Lectures on Convex Geometry
Title | Lectures on Convex Geometry PDF eBook |
Author | Daniel Hug |
Publisher | Springer Nature |
Pages | 300 |
Release | 2020-08-27 |
Genre | Mathematics |
ISBN | 3030501809 |
This book provides a self-contained introduction to convex geometry in Euclidean space. After covering the basic concepts and results, it develops Brunn–Minkowski theory, with an exposition of mixed volumes, the Brunn–Minkowski inequality, and some of its consequences, including the isoperimetric inequality. Further central topics are then treated, such as surface area measures, projection functions, zonoids, and geometric valuations. Finally, an introduction to integral-geometric formulas in Euclidean space is provided. The numerous exercises and the supplementary material at the end of each section form an essential part of the book. Convexity is an elementary and natural concept. It plays a key role in many mathematical fields, including functional analysis, optimization, probability theory, and stochastic geometry. Paving the way to the more advanced and specialized literature, the material will be accessible to students in the third year and can be covered in one semester.

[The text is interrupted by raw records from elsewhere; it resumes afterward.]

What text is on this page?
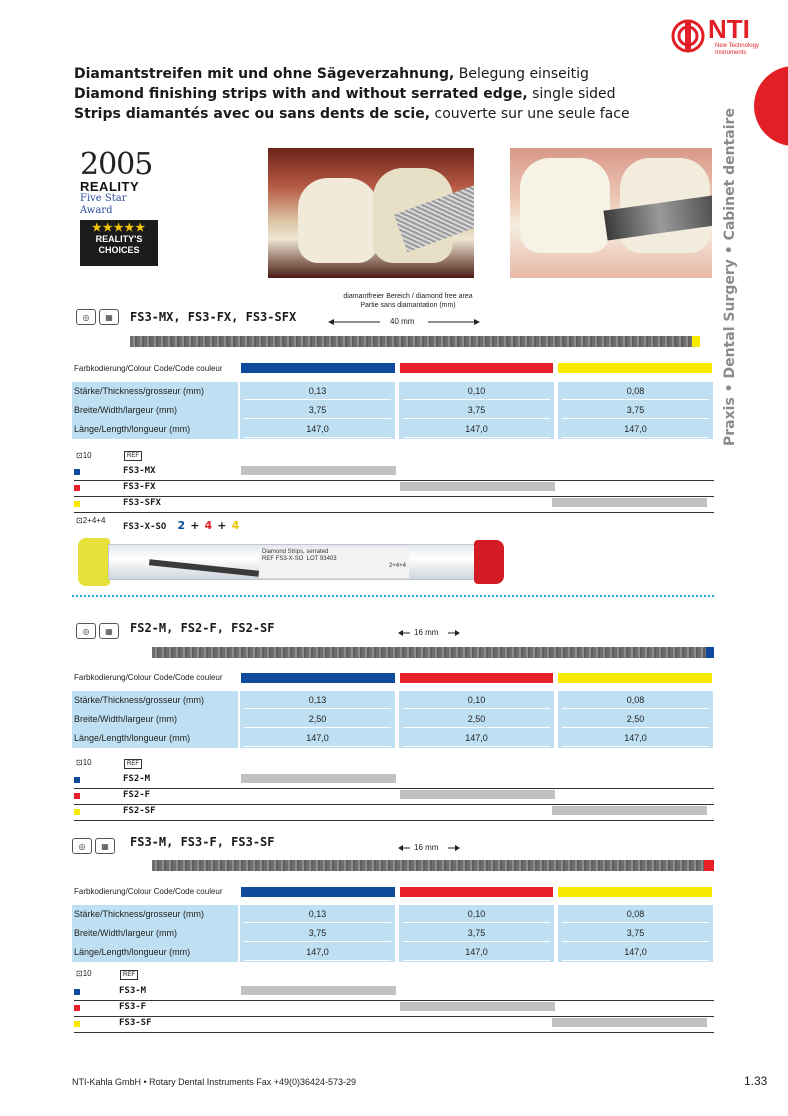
NTI
New Technology Instruments
Praxis • Dental Surgery • Cabinet dentaire
Diamantstreifen mit und ohne Sägeverzahnung, Belegung einseitig
Diamond finishing strips with and without serrated edge, single sided
Strips diamantés avec ou sans dents de scie, couverte sur une seule face
2005
REALITY
Five Star Award
★★★★★
REALITY'S
CHOICES
◎	▦	FS3-MX, FS3-FX, FS3-SFX
diamantfreier Bereich / diamond free area
Partie sans diamantation (mm)
40 mm
Farbkodierung/Colour Code/Code couleur
Stärke/Thickness/grosseur (mm)	0,13	0,10	0,08
Breite/Width/largeur (mm)	3,75	3,75	3,75
Länge/Length/longueur (mm)	147,0	147,0	147,0
⊡10	REF
FS3-MX
FS3-FX
FS3-SFX
⊡2+4+4
FS3-X-SO 2 + 4 + 4
Diamond Strips, serrated
REF FS3-X-SO  LOT 93403
2+4+4
◎	▦	FS2-M, FS2-F, FS2-SF	16 mm
Farbkodierung/Colour Code/Code couleur
Stärke/Thickness/grosseur (mm)	0,13	0,10	0,08
Breite/Width/largeur (mm)	2,50	2,50	2,50
Länge/Length/longueur (mm)	147,0	147,0	147,0
⊡10	REF
FS2-M
FS2-F
FS2-SF
◎	▦	FS3-M, FS3-F, FS3-SF	16 mm
Farbkodierung/Colour Code/Code couleur
Stärke/Thickness/grosseur (mm)	0,13	0,10	0,08
Breite/Width/largeur (mm)	3,75	3,75	3,75
Länge/Length/longueur (mm)	147,0	147,0	147,0
⊡10	REF
FS3-M
FS3-F
FS3-SF
NTI-Kahla GmbH • Rotary Dental Instruments Fax +49(0)36424-573-29	1.33
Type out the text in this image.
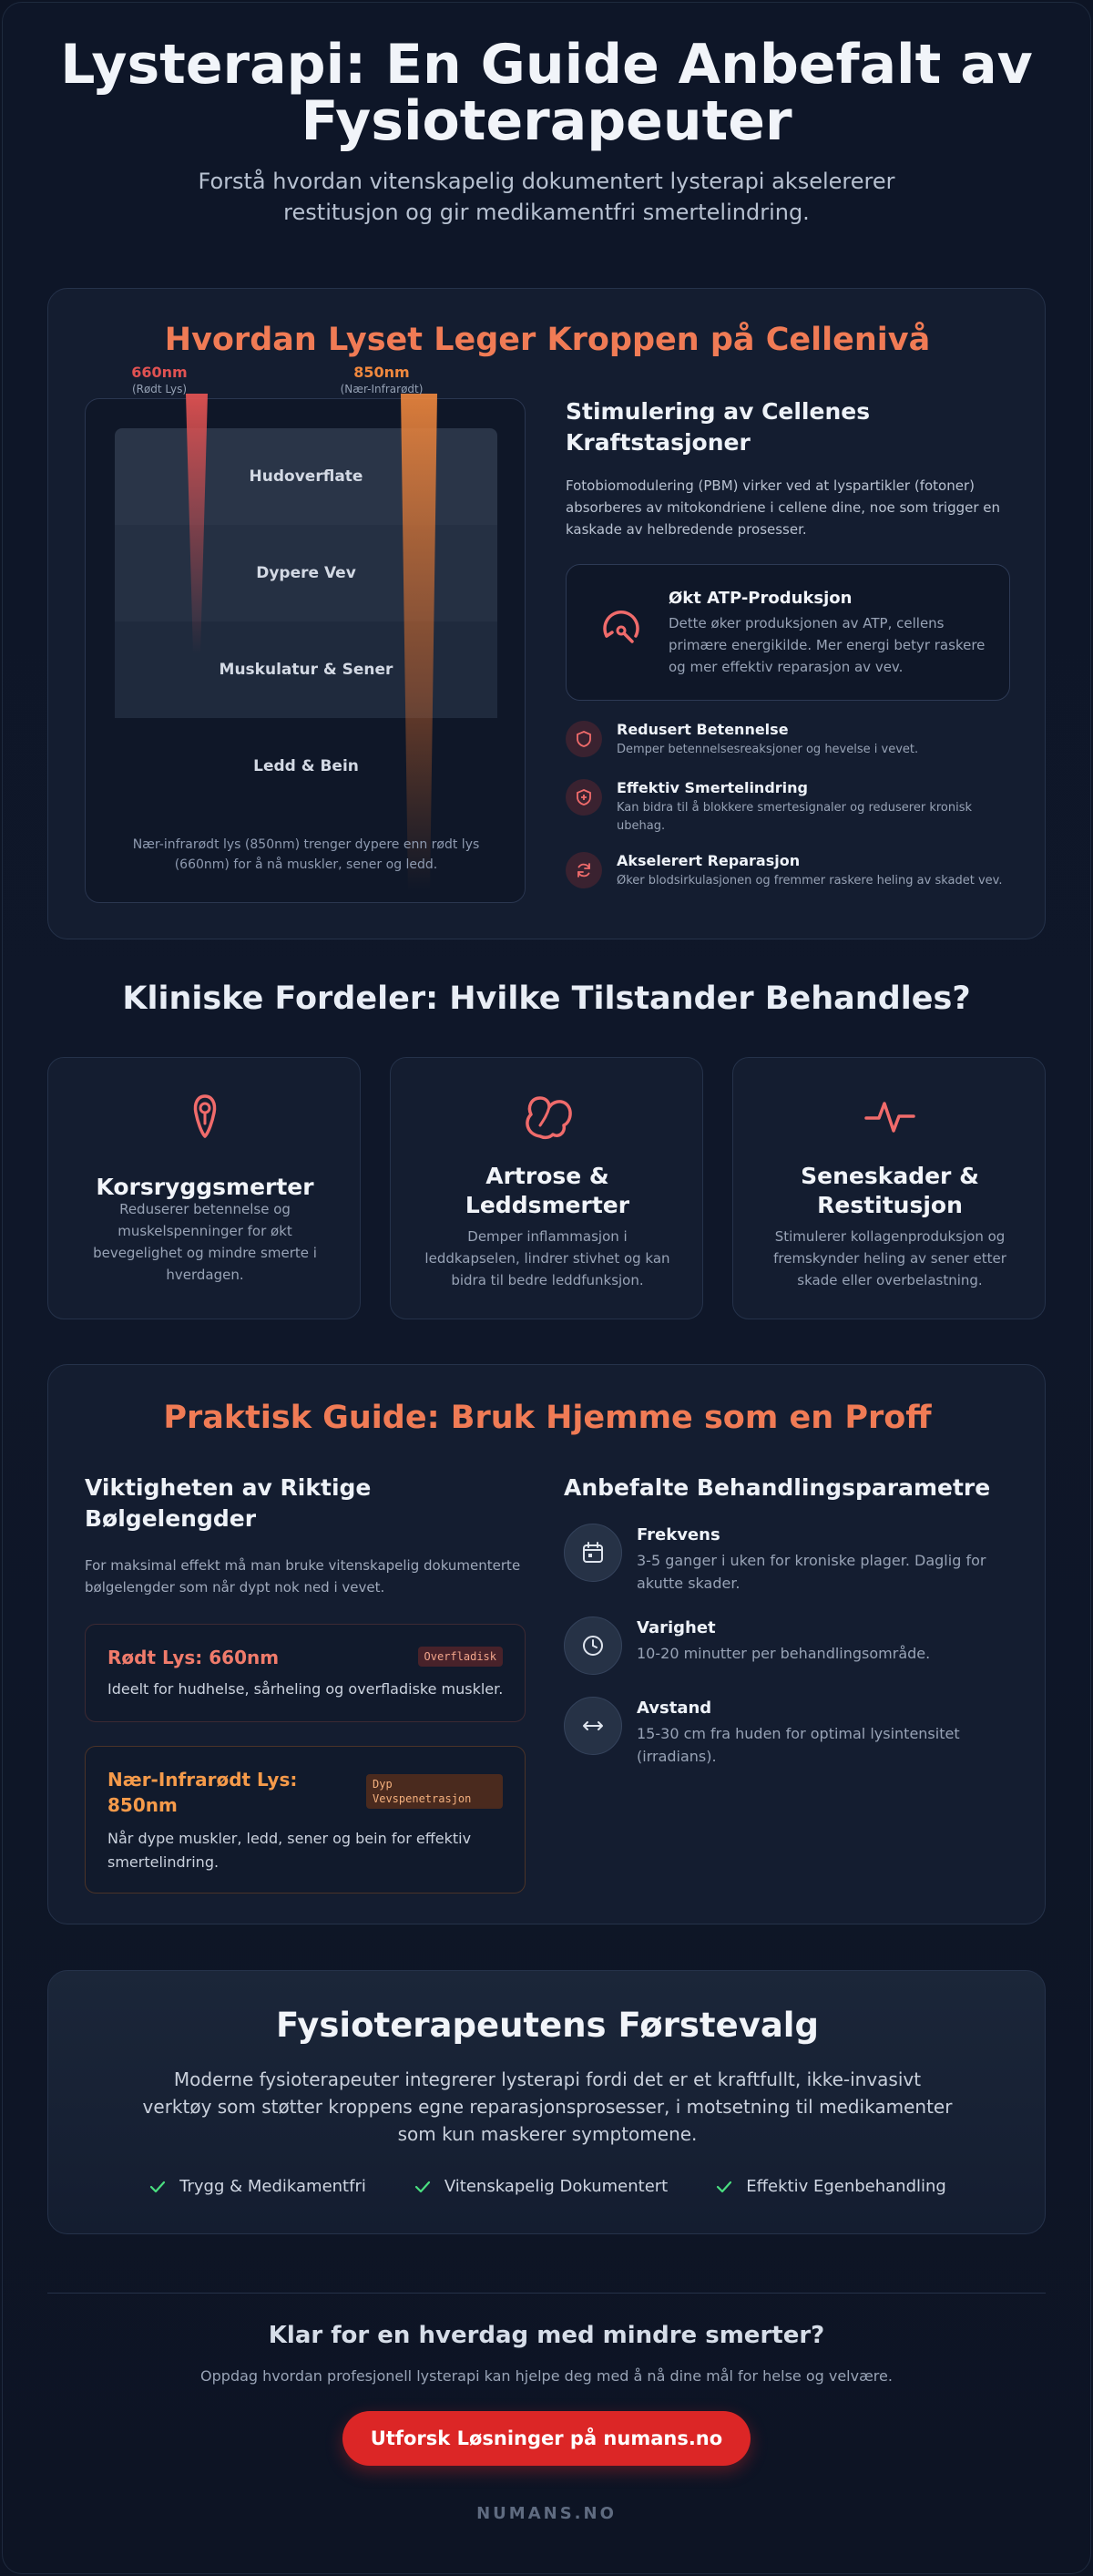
Lysterapi: En Guide Anbefalt av Fysioterapeuter

Forstå hvordan vitenskapelig dokumentert lysterapi akselererer restitusjon og gir medikamentfri smertelindring.

Hvordan Lyset Leger Kroppen på Cellenivå
Hudoverflate
Dypere Vev
Muskulatur & Sener
Ledd & Bein
Nær-infrarødt lys (850nm) trenger dypere enn rødt lys (660nm) for å nå muskler, sener og ledd.
660nm
(Rødt Lys)
850nm
(Nær-Infrarødt)
Stimulering av Cellenes Kraftstasjoner

Fotobiomodulering (PBM) virker ved at lyspartikler (fotoner) absorberes av mitokondriene i cellene dine, noe som trigger en kaskade av helbredende prosesser.

Økt ATP-Produksjon
Dette øker produksjonen av ATP, cellens primære energikilde. Mer energi betyr raskere og mer effektiv reparasjon av vev.
Redusert Betennelse
Demper betennelsesreaksjoner og hevelse i vevet.
Effektiv Smertelindring
Kan bidra til å blokkere smertesignaler og reduserer kronisk ubehag.
Akselerert Reparasjon
Øker blodsirkulasjonen og fremmer raskere heling av skadet vev.
Kliniske Fordeler: Hvilke Tilstander Behandles?
Korsryggsmerter

Reduserer betennelse og muskelspenninger for økt bevegelighet og mindre smerte i hverdagen.

Artrose & Leddsmerter

Demper inflammasjon i leddkapselen, lindrer stivhet og kan bidra til bedre leddfunksjon.

Seneskader & Restitusjon

Stimulerer kollagenproduksjon og fremskynder heling av sener etter skade eller overbelastning.

Praktisk Guide: Bruk Hjemme som en Proff
Viktigheten av Riktige Bølgelengder

For maksimal effekt må man bruke vitenskapelig dokumenterte bølgelengder som når dypt nok ned i vevet.

Rødt Lys: 660nm	Overfladisk
Ideelt for hudhelse, sårheling og overfladiske muskler.
Nær-Infrarødt Lys: 850nm
Dyp Vevspenetrasjon
Når dype muskler, ledd, sener og bein for effektiv smertelindring.
Anbefalte Behandlingsparametre
Frekvens
3-5 ganger i uken for kroniske plager. Daglig for akutte skader.
Varighet
10-20 minutter per behandlingsområde.
Avstand
15-30 cm fra huden for optimal lysintensitet (irradians).
Fysioterapeutens Førstevalg

Moderne fysioterapeuter integrerer lysterapi fordi det er et kraftfullt, ikke-invasivt verktøy som støtter kroppens egne reparasjonsprosesser, i motsetning til medikamenter som kun maskerer symptomene.

Trygg & Medikamentfri	Vitenskapelig Dokumentert	Effektiv Egenbehandling
Klar for en hverdag med mindre smerter?
Oppdag hvordan profesjonell lysterapi kan hjelpe deg med å nå dine mål for helse og velvære.
Utforsk Løsninger på numans.no
NUMANS.NO
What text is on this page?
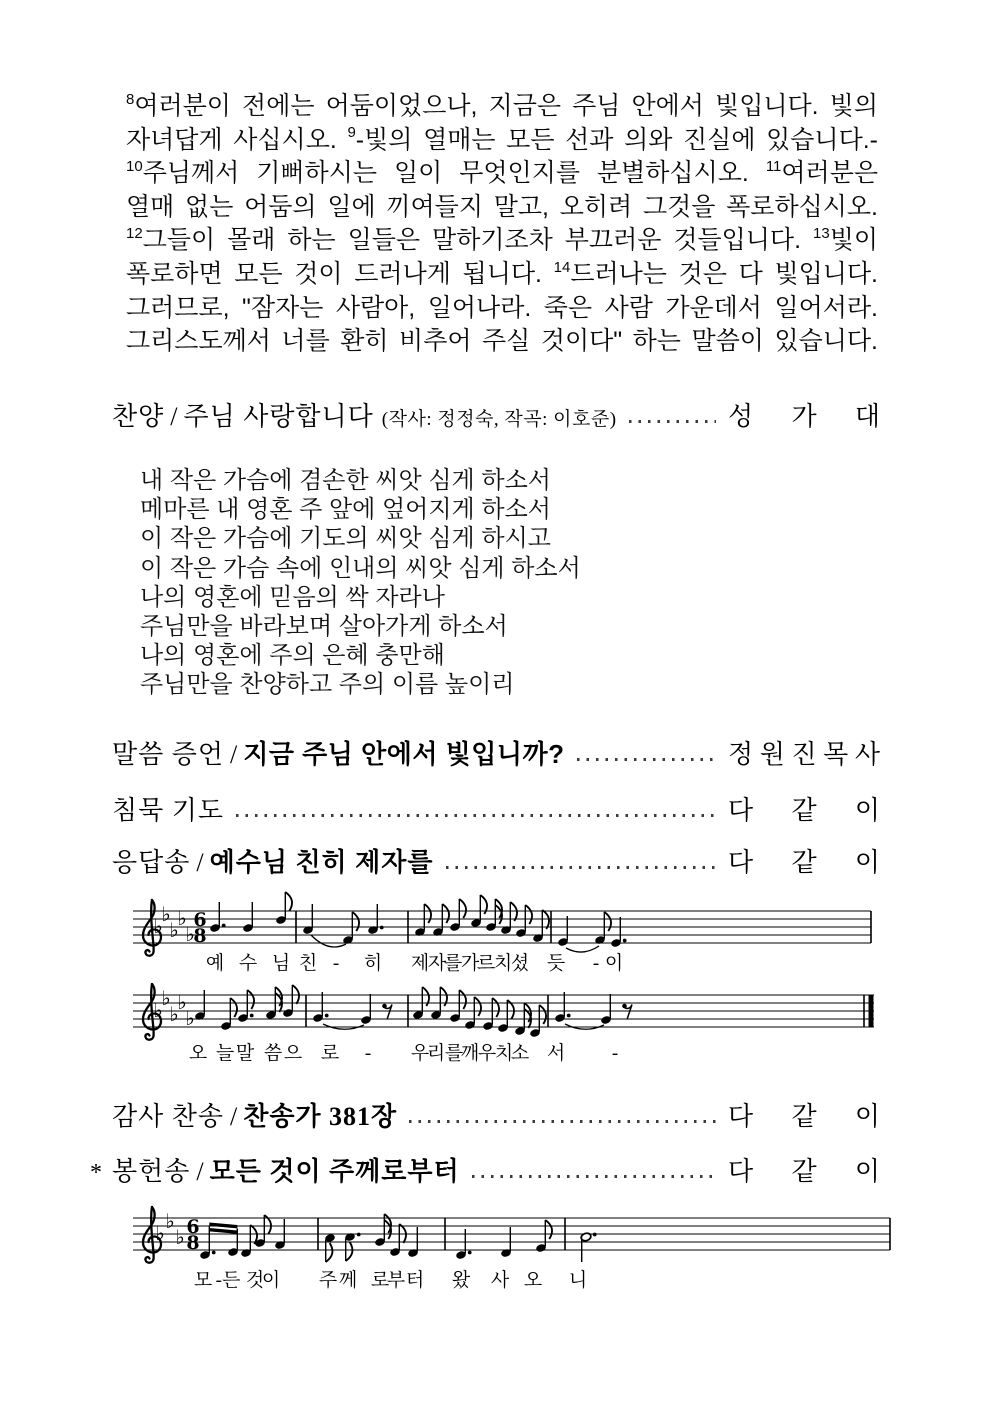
$^8$여러분이 전에는 어둠이었으나, 지금은 주님 안에서 빛입니다. 빛의
자녀답게 사십시오. $^9$-빛의 열매는 모든 선과 의와 진실에 있습니다.-
$^{10}$주님께서 기뻐하시는 일이 무엇인지를 분별하십시오. $^{11}$여러분은
열매 없는 어둠의 일에 끼여들지 말고, 오히려 그것을 폭로하십시오.
$^{12}$그들이 몰래 하는 일들은 말하기조차 부끄러운 것들입니다. $^{13}$빛이
폭로하면 모든 것이 드러나게 됩니다. $^{14}$드러나는 것은 다 빛입니다.
그러므로, "잠자는 사람아, 일어나라. 죽은 사람 가운데서 일어서라.
그리스도께서 너를 환히 비추어 주실 것이다" 하는 말씀이 있습니다.
내 작은 가슴에 겸손한 씨앗 심게 하소서
메마른 내 영혼 주 앞에 엎어지게 하소서
이 작은 가슴에 기도의 씨앗 심게 하시고
이 작은 가슴 속에 인내의 씨앗 심게 하소서
나의 영혼에 믿음의 싹 자라나
주님만을 바라보며 살아가게 하소서
나의 영혼에 주의 은혜 충만해
주님만을 찬양하고 주의 이름 높이리
찬양 / 주님 사랑합니다 (작사: 정정숙, 작곡: 이호준)	성 가 대
말씀 증언 / 지금 주님 안에서 빛입니까?	정 원 진 목 사
침묵 기도	다 같 이
응답송 / 예수님 친히 제자를	다 같 이
감사 찬송 / 찬송가 381장	다 같 이
* 봉헌송 / 모든 것이 주께로부터	다 같 이
♭
♭
♭
♭
♭
6
8
예 수 님 친 - 히 제
자
를
가
르
치
셨 듯 - 이
♭
♭
♭
♭
♭
오 늘 말 씀 으 로 - 우
리 를
깨
우
치
소 서 -
♭ ♭
♭ 6
8
모 -든 것
이 주 께 로
부 터 왔 사 오 니
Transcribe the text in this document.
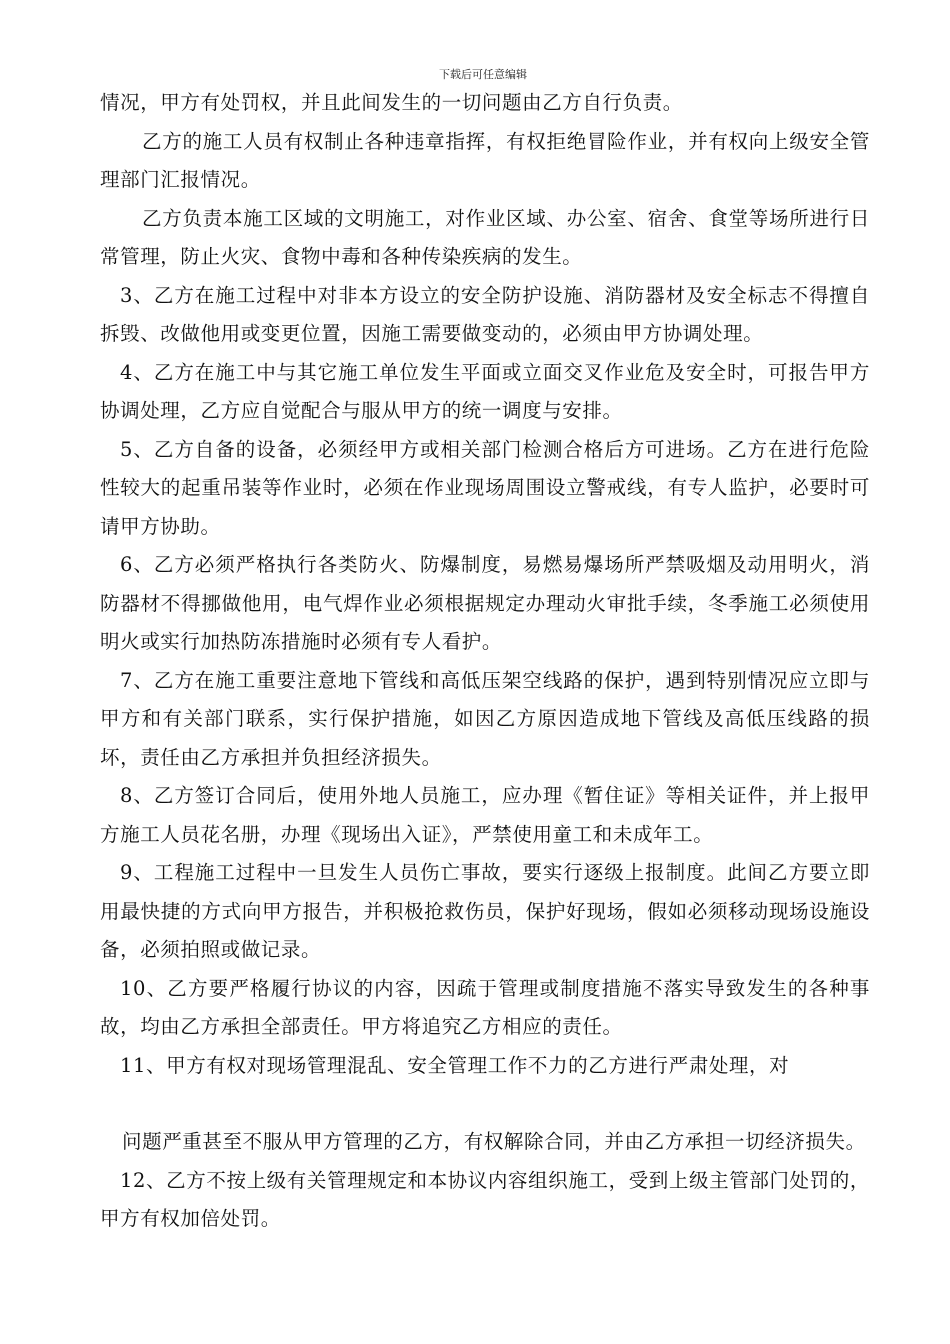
下载后可任意编辑

情况，甲方有处罚权，并且此间发生的一切问题由乙方自行负责。

乙方的施工人员有权制止各种违章指挥，有权拒绝冒险作业，并有权向上级安全管理部门汇报情况。

乙方负责本施工区域的文明施工，对作业区域、办公室、宿舍、食堂等场所进行日常管理，防止火灾、食物中毒和各种传染疾病的发生。

3、乙方在施工过程中对非本方设立的安全防护设施、消防器材及安全标志不得擅自拆毁、改做他用或变更位置，因施工需要做变动的，必须由甲方协调处理。

4、乙方在施工中与其它施工单位发生平面或立面交叉作业危及安全时，可报告甲方协调处理，乙方应自觉配合与服从甲方的统一调度与安排。

5、乙方自备的设备，必须经甲方或相关部门检测合格后方可进场。乙方在进行危险性较大的起重吊装等作业时，必须在作业现场周围设立警戒线，有专人监护，必要时可请甲方协助。

6、乙方必须严格执行各类防火、防爆制度，易燃易爆场所严禁吸烟及动用明火，消防器材不得挪做他用，电气焊作业必须根据规定办理动火审批手续，冬季施工必须使用明火或实行加热防冻措施时必须有专人看护。

7、乙方在施工重要注意地下管线和高低压架空线路的保护，遇到特别情况应立即与甲方和有关部门联系，实行保护措施，如因乙方原因造成地下管线及高低压线路的损坏，责任由乙方承担并负担经济损失。

8、乙方签订合同后，使用外地人员施工，应办理《暂住证》等相关证件，并上报甲方施工人员花名册，办理《现场出入证》，严禁使用童工和未成年工。

9、工程施工过程中一旦发生人员伤亡事故，要实行逐级上报制度。此间乙方要立即用最快捷的方式向甲方报告，并积极抢救伤员，保护好现场，假如必须移动现场设施设备，必须拍照或做记录。

10、乙方要严格履行协议的内容，因疏于管理或制度措施不落实导致发生的各种事故，均由乙方承担全部责任。甲方将追究乙方相应的责任。

11、甲方有权对现场管理混乱、安全管理工作不力的乙方进行严肃处理，对

问题严重甚至不服从甲方管理的乙方，有权解除合同，并由乙方承担一切经济损失。

12、乙方不按上级有关管理规定和本协议内容组织施工，受到上级主管部门处罚的，甲方有权加倍处罚。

Polytopes - Combinations and Computation
Title | Polytopes - Combinations and Computation PDF eBook |
Author | Gil Kalai |
Publisher | Springer Science & Business Media |
Pages | 236 |
Release | 2000-08-01 |
Genre | Mathematics |
ISBN | 9783764363512 |
Questions that arose from linear programming and combinatorial optimization have been a driving force for modern polytope theory, such as the diameter questions motivated by the desire to understand the complexity of the simplex algorithm, or the need to study facets for use in cutting plane procedures. In addition, algorithms now provide the means to computationally study polytopes, to compute their parameters such as flag vectors, graphs and volumes, and to construct examples of large complexity. The papers of this volume thus display a wide panorama of connections of polytope theory with other fields. Areas such as discrete and computational geometry, linear and combinatorial optimization, and scientific computing have contributed a combination of questions, ideas, results, algorithms and, finally, computer programs.